The project aims to provide a comparative structural and typological survey of the dialect continuum of Kurdish, covering sample locations from across the major Kurdish speaking regions between the eastern Anatolian regions of Turkey, through northern Syria and Iraq and on to north-eastern Iran. The varieties covered include primarily those known as Kurmanji-Bahdini (Northern Kurdish) and Sorani (Central Kurdish), with some limited coverage of varieties belonging to the group known as Southern Kurdish.

The survey covers selected structures in lexicon, phonology and lexical phonology, morphology, and morpho-syntax, with a strong focus on the interaction of morphological alignment with verb semantics.

The data obtained through the survey’s questionnaire elicitation are presented in a Database that can be searched by location, structural tag, English translation of the elicitation phrase, and Kurdish word forms. For more information on the elicitation method please consult the Pilot and extended survey page.

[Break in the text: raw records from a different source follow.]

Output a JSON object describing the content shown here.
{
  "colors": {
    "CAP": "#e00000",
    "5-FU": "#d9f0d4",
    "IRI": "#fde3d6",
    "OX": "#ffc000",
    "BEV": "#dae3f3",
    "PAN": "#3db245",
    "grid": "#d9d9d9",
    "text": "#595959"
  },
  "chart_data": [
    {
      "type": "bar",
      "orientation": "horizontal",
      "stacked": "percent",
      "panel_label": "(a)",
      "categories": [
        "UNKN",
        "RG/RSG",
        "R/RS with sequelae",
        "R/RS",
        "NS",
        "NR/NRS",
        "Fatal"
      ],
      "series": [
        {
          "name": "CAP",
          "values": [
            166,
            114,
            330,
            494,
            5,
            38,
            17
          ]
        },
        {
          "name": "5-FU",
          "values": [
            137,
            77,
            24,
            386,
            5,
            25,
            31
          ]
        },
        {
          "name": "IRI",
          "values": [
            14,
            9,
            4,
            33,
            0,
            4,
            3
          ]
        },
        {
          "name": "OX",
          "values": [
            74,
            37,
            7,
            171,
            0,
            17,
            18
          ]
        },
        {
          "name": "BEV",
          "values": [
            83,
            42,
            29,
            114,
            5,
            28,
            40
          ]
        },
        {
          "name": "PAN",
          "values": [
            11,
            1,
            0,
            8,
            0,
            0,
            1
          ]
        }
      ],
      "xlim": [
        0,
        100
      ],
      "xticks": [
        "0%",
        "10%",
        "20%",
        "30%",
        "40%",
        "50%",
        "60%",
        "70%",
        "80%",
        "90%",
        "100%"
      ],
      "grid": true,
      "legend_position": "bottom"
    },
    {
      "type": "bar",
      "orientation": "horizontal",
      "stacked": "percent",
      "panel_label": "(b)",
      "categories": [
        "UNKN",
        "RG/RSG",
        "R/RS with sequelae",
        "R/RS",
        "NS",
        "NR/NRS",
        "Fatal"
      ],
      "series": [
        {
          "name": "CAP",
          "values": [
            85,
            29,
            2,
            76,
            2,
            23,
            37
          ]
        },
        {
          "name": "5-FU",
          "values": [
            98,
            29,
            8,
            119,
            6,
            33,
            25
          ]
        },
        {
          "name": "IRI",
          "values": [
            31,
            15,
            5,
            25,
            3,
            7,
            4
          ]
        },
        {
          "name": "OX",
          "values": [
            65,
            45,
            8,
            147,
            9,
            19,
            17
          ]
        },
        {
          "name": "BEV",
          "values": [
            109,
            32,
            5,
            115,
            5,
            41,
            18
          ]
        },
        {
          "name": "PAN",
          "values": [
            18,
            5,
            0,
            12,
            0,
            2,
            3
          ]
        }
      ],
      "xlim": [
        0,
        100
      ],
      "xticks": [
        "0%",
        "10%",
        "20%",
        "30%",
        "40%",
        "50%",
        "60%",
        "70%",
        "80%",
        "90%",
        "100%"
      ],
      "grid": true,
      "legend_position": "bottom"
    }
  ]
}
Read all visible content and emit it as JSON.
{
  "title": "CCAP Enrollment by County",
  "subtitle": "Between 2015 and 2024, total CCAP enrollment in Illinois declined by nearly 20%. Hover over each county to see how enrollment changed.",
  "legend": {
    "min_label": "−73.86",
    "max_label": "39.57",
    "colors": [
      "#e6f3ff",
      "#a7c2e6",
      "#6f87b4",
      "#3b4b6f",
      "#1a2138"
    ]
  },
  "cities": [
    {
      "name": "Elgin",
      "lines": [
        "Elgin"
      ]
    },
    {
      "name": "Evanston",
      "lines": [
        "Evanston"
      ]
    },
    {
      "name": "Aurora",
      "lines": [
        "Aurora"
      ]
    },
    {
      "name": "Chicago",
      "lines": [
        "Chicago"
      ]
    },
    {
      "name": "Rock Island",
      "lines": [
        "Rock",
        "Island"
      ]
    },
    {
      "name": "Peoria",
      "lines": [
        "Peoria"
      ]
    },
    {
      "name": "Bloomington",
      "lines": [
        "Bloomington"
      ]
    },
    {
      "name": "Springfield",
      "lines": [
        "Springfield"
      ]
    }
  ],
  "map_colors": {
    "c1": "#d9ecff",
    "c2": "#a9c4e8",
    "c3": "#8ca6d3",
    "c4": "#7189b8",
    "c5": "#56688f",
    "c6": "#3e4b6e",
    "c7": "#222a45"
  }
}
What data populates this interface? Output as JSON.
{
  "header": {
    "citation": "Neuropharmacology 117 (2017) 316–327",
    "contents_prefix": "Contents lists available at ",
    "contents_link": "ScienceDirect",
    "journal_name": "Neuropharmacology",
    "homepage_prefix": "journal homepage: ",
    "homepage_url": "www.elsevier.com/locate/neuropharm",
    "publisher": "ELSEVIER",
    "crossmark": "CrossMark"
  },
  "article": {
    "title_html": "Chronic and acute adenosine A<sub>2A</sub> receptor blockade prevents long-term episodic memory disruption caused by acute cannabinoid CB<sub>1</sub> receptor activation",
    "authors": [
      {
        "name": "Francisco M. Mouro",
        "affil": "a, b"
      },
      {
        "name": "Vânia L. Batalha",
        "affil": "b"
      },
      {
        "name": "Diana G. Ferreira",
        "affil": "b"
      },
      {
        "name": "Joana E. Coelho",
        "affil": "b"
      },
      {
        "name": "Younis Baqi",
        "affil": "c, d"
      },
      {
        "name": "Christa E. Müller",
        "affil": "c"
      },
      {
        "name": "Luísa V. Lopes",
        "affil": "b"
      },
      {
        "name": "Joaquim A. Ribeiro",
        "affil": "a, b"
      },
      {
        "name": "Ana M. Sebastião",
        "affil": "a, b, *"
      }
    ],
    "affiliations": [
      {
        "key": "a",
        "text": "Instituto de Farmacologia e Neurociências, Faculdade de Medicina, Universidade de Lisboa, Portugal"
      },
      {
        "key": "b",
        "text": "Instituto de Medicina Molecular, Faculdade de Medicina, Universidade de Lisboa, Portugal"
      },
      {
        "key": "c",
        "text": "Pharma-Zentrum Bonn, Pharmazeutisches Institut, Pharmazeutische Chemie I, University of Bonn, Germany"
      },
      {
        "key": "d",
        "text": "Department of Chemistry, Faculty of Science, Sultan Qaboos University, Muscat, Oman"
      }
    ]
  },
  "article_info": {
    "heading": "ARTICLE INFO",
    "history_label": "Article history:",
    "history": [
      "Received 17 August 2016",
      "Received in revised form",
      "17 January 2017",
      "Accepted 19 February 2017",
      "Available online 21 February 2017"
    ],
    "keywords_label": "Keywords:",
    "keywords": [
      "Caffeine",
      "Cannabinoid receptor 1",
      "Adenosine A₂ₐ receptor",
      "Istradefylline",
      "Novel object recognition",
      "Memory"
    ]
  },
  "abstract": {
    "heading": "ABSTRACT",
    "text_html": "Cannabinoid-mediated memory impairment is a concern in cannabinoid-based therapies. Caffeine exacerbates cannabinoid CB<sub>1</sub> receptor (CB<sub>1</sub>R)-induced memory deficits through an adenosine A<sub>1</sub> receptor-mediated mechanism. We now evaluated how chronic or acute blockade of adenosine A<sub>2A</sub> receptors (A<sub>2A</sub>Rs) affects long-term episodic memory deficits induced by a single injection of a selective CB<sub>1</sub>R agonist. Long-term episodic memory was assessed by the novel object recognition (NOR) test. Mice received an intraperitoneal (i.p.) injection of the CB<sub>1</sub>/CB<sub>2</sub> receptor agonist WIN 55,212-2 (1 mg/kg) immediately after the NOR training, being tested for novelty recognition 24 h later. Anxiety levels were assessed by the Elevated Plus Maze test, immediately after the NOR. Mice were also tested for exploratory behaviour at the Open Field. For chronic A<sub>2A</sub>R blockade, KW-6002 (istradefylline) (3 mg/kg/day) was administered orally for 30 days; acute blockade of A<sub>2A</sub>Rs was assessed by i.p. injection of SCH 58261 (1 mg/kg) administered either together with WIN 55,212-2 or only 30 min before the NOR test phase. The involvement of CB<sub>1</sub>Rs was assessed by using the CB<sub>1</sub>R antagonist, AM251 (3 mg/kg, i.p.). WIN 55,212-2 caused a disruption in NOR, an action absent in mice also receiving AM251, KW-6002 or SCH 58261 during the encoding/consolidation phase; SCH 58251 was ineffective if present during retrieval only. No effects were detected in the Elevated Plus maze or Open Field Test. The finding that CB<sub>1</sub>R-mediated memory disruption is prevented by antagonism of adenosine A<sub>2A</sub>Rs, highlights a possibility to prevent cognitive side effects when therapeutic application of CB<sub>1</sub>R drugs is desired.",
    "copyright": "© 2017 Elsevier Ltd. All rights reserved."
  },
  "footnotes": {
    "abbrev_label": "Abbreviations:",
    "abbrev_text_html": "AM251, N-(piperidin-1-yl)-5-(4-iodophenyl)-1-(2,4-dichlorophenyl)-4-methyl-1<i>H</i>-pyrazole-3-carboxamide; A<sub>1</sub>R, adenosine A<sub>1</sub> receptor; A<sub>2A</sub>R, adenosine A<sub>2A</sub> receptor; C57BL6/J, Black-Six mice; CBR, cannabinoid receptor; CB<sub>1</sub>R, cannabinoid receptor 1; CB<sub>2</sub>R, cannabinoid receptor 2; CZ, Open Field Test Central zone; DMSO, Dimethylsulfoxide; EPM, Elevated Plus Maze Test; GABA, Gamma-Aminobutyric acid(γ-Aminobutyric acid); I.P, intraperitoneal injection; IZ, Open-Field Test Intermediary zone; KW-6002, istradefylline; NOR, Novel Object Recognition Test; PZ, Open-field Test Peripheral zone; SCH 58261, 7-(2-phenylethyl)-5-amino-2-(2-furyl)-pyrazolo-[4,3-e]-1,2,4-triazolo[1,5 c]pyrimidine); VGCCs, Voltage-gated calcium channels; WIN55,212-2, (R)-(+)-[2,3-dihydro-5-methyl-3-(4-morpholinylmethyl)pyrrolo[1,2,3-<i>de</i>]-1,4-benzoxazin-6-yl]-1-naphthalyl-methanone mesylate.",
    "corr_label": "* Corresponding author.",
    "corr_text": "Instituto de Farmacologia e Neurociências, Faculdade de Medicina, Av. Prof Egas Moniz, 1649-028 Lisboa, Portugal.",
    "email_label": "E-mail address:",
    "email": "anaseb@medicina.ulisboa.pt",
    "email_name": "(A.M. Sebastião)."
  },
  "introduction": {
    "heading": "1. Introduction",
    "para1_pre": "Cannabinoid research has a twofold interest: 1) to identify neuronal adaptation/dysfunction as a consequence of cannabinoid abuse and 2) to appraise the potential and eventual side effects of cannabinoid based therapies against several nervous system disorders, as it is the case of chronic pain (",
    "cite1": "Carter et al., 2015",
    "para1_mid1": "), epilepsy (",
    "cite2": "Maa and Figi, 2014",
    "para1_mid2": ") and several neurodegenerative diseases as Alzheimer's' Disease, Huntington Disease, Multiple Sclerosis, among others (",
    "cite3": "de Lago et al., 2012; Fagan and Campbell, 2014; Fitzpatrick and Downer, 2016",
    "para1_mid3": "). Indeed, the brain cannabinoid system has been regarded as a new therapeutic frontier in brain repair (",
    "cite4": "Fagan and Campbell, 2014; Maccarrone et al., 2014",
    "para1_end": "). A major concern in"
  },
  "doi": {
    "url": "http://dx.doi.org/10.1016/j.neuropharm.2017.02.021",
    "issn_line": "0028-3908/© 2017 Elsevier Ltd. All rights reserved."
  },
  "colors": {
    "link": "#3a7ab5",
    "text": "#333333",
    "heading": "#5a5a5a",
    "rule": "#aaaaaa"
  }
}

A collection of Maps present the geographical distribution of selected variants that have been extracted from the questionnaire database.

A set of Free Speech Samples are presented in the form of audio files accompanied by a transliteration and English translation, and are linked to the Database entries that document the results of questionnaire elicitation with the same speakers. These are short samples of typically around 5 minutes that have been extracted from longer stretches of recordings of connected speech. The topics covered include biographical narration about village life, customs and traditions, and local history, as well as traditional tales, and provide a rich resource, so far unparalleled online, of documentation of Kurdish cultural traditions presented by ordinary people from across the Kurdish speaking regions, in their own local dialects.

The academic evaluation of the project data is currently underway (2017), led by the project’s Principal Investigator, Professor Yaron Matras, with the participation of a group of international leading researchers in Kurdish linguistics.

Phonological Variation in Kurdish

Kurdish is often portrayed as a linguistic unity, but an examination of phonological structures in the language reveals substantial internal variation. In this study, we examine the geographic distribution of vowels and consonants in the phonological inventories of 125 Northern Kurdish (Kurmanji) and Central Kurdish (Sorani) varieties in the Database of Kurdish Dialects, and their patterning in individual words from all of these data sets. The data reveal a stable set of core vowels and consonants, along with peripheral phonemes of both types that demonstrate a high level of variation in geographic distribution and frequency. Segments with significant distributional restrictions include front rounded vowels, uvular consonants, a contrastive aspirated stop series, emphatic alveolar obstruents, and pharyngeals ʕ and ħ. An analysis of these patterns gives modest confirmation of the well-known Northern vs. Central Kurdish dialect division, but shows that the phonological distinction between the two is best characterized in terms of tendencies rather than exact, regular correspondences. Beyond many other individual isoglosses in the data that cross-cut one another, there is a weak pattern of transition between the two major dialect areas; limited diffusion of phonological innovations to varieties at the geographic periphery of the language; and more direct influence of language contact on the phonological structures in certain regions. Alongside these various configurations of areal distribution, and in contrast to them, there is a strong, overarching pattern of non-directional phonological variability among varieties, which points to the local nature of phonological changes across the language area.